Mrs. Ryan thought of tuberculosis. “Don’t you have a shawl, Sister?”

“I’m warm enough inside, thank you. I have so many calls to make, would you think it ungrateful of me to run off without waiting for tea?”

Or Sheila Brennan, Mrs. Ryan thought. But she had grown accustomed to visitors finding her apartment both claustrophobic and too warm. “The electric plate is terrible slow,” she said, making an excuse for her guest’s departure.

“You’re very kind,” the nun said. Her eyes welled up. “God bless!” She gathered a shopping bag in each hand and went flapping down the hall like a bird that couldn’t get off the ground.

A few minutes later Mrs. Ryan was downstairs again, about to resume her trip to the Seminal Thrift Shop. She lingered near the elevators until Louis went outdoors to look for a cab for one of the tenants with liquid assets, as Sheila Brennan liked to say of the coop owners. She was not in the mood for a lecture from Louis, who couldn’t stand street people, even if they belonged to a religious order. She was almost to the corner of Ninth Avenue when a gust of wind came up, whirling the dust before it. She turned her back, and so it was that she saw Sister Justina emerge from the service or basement entrance of the Willoughby. She clutched her veil against the wind and hurried toward Eighth Avenue, the opposite direction from Mrs. Ryan. And without her shopping bags.
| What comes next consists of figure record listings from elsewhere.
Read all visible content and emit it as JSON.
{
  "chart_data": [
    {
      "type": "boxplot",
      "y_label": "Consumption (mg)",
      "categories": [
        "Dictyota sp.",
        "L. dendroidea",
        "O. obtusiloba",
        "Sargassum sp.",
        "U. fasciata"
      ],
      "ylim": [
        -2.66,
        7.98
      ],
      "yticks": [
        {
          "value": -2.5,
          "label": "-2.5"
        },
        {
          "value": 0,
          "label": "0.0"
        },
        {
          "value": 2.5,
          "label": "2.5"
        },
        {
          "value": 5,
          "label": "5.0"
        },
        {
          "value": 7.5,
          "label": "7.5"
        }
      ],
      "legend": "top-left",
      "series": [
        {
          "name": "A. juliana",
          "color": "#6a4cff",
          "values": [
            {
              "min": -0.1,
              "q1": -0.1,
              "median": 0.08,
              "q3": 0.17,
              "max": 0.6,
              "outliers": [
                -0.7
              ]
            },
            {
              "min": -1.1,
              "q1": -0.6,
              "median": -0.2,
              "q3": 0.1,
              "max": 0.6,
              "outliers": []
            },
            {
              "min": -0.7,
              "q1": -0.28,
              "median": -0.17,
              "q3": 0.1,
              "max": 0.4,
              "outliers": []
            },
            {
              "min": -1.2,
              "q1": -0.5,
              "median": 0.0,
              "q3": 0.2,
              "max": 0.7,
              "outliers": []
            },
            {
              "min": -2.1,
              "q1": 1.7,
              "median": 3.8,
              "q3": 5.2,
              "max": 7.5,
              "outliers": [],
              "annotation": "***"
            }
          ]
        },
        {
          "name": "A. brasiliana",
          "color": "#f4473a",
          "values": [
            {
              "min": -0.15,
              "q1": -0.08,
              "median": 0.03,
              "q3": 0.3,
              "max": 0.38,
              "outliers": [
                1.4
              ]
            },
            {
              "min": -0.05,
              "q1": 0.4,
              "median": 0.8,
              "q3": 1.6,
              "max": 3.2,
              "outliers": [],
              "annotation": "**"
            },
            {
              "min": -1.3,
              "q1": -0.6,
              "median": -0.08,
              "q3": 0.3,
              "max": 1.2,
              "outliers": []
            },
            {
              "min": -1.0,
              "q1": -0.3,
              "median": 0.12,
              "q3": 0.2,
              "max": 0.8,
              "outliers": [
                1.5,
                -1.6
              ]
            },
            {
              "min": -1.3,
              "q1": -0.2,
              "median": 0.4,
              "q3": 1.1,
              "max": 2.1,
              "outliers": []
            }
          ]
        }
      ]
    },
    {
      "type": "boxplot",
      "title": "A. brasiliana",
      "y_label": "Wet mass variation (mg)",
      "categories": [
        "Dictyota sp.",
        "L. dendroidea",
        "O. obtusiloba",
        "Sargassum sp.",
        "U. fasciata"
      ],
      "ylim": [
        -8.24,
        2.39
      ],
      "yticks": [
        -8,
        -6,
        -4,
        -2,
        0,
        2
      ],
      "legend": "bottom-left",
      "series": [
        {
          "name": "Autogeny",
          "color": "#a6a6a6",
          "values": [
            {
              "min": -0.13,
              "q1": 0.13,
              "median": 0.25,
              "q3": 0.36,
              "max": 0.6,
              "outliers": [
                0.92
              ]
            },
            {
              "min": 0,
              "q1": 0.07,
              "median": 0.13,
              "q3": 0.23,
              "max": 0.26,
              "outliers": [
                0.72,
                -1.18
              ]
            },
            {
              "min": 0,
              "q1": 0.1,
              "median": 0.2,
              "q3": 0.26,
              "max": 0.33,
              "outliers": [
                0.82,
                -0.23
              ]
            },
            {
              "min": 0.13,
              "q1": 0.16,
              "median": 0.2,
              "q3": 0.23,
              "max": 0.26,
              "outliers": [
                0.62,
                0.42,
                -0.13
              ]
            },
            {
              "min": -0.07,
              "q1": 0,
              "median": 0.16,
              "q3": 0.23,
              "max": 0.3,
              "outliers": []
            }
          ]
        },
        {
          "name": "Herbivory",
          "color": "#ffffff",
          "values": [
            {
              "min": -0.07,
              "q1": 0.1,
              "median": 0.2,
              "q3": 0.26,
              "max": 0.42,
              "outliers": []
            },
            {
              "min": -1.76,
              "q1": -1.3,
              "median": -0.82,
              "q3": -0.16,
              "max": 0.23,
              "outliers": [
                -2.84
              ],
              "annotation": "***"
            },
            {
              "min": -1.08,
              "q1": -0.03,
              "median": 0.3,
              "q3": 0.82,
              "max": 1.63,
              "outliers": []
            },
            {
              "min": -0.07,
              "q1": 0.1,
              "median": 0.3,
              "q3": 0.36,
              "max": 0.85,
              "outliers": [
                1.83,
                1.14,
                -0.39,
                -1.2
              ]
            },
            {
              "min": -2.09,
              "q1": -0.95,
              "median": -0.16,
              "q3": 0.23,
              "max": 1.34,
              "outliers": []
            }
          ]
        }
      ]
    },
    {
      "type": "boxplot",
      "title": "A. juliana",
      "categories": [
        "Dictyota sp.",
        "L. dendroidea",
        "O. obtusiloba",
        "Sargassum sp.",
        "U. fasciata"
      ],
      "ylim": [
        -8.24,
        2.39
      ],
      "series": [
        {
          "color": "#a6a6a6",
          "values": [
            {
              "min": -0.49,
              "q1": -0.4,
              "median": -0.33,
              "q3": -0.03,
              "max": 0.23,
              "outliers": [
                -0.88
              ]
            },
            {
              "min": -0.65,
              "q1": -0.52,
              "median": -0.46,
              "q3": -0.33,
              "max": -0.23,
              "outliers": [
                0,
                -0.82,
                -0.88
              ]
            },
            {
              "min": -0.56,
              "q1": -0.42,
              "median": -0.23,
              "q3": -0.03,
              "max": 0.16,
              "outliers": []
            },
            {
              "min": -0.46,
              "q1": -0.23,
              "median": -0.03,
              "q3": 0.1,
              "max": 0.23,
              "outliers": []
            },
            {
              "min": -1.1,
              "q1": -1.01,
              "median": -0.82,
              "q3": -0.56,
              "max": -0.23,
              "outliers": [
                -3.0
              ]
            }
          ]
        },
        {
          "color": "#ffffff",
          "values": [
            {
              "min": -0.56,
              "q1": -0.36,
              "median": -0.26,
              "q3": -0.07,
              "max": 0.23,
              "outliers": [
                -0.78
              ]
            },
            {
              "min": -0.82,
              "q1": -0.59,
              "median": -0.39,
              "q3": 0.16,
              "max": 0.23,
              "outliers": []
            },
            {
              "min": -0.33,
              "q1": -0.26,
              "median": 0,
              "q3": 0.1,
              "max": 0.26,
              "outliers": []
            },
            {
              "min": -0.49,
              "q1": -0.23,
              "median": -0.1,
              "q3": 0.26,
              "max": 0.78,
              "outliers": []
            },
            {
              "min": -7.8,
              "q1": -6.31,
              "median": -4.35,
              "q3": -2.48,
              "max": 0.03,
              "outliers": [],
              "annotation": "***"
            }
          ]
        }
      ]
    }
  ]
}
Julie had the feeling that Mrs. Ryan had been waiting for her—not exactly lying in wait, but keeping an eye out for her to appear, either coming to or going from her ground-floor apartment on Forty-fourth Street. Theirs was a friendship of several years, recently broken and more recently mended. Julie still kept the tin box of dog biscuits in case the old lady appeared one day with another Fritzie in tow.